Laut einer Studie von relayr und forsa aus dem Jahr 2022 unter 125 deutschen Maschinenbauern und 75 Kundenunternehmen sind bereits 54 Prozent der Maschinenbauer dabei, eigene EaaS-Geschäftsmodelle zu entwickeln. Doch obwohl diese Innovation voranschreitet, glaubt nur ein Viertel (28 Prozent) der Nutzer, über ausreichende Kenntnisse über EaaS-Angebote zu verfügen. Fast drei Viertel (72 Prozent) wünschen sich externe Unterstützung, um diesen Wandel nicht alleine bewältigen zu müssen. (siehe Leselinks).

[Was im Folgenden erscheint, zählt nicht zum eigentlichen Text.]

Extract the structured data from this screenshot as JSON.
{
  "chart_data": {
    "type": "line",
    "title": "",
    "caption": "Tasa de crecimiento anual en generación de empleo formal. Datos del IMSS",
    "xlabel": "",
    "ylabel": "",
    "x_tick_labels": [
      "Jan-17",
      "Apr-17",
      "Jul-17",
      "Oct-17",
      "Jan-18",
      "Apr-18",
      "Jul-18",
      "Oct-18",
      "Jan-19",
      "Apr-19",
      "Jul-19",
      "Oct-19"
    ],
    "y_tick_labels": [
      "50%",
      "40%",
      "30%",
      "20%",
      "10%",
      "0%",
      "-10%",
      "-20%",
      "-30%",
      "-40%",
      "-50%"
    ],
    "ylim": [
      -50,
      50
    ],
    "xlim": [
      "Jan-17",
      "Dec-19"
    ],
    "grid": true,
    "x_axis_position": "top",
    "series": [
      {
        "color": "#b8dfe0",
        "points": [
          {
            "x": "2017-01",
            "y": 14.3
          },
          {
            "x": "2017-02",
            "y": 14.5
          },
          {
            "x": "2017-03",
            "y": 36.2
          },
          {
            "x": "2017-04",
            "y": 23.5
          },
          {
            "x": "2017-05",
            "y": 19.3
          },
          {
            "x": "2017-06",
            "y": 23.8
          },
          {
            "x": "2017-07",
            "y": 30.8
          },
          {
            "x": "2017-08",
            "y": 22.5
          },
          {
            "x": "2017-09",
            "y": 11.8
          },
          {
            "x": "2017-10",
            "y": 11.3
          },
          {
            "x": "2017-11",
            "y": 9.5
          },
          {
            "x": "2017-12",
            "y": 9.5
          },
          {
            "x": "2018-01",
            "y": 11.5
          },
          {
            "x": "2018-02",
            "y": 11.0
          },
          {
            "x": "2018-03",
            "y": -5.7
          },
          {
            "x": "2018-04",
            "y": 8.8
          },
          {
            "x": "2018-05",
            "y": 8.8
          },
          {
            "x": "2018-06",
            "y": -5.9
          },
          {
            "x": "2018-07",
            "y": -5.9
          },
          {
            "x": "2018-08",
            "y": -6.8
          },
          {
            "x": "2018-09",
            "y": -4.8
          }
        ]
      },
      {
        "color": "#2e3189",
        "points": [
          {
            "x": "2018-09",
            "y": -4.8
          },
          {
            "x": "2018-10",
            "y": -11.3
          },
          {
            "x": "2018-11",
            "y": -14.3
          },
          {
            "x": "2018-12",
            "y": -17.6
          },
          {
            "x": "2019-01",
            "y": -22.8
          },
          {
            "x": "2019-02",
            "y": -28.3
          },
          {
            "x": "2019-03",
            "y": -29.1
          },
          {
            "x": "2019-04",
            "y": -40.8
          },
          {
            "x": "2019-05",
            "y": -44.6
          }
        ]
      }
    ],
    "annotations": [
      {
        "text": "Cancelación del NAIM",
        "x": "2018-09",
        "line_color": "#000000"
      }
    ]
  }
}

Im Forschungsbereich Digital Business greifen wir dieses Thema auf. Dafür greifen wir die Bedürfnisse im Rahmen einer dreiteiligen Blogreihe auf. Teil 1 soll ein Verständnis für EaaS-Geschäftsmodelle vermitteln und aufzeigen, welche Vorteile dieser Geschäftsmodelltyp für Anbieter und Nutzer bietet. Teil 2 beschäftigt sich mit dem EaaS-Canvas, einem vom Forschungsbereich Digital Business entwickelten Werkzeug, mit dem Unternehmen EaaS-Geschäftsmodelle erarbeiten können. In Teil 3 wird die Umsetzung eines EaaS-Geschäftsmodells anhand eines Praxisbeispiels aufgezeigt.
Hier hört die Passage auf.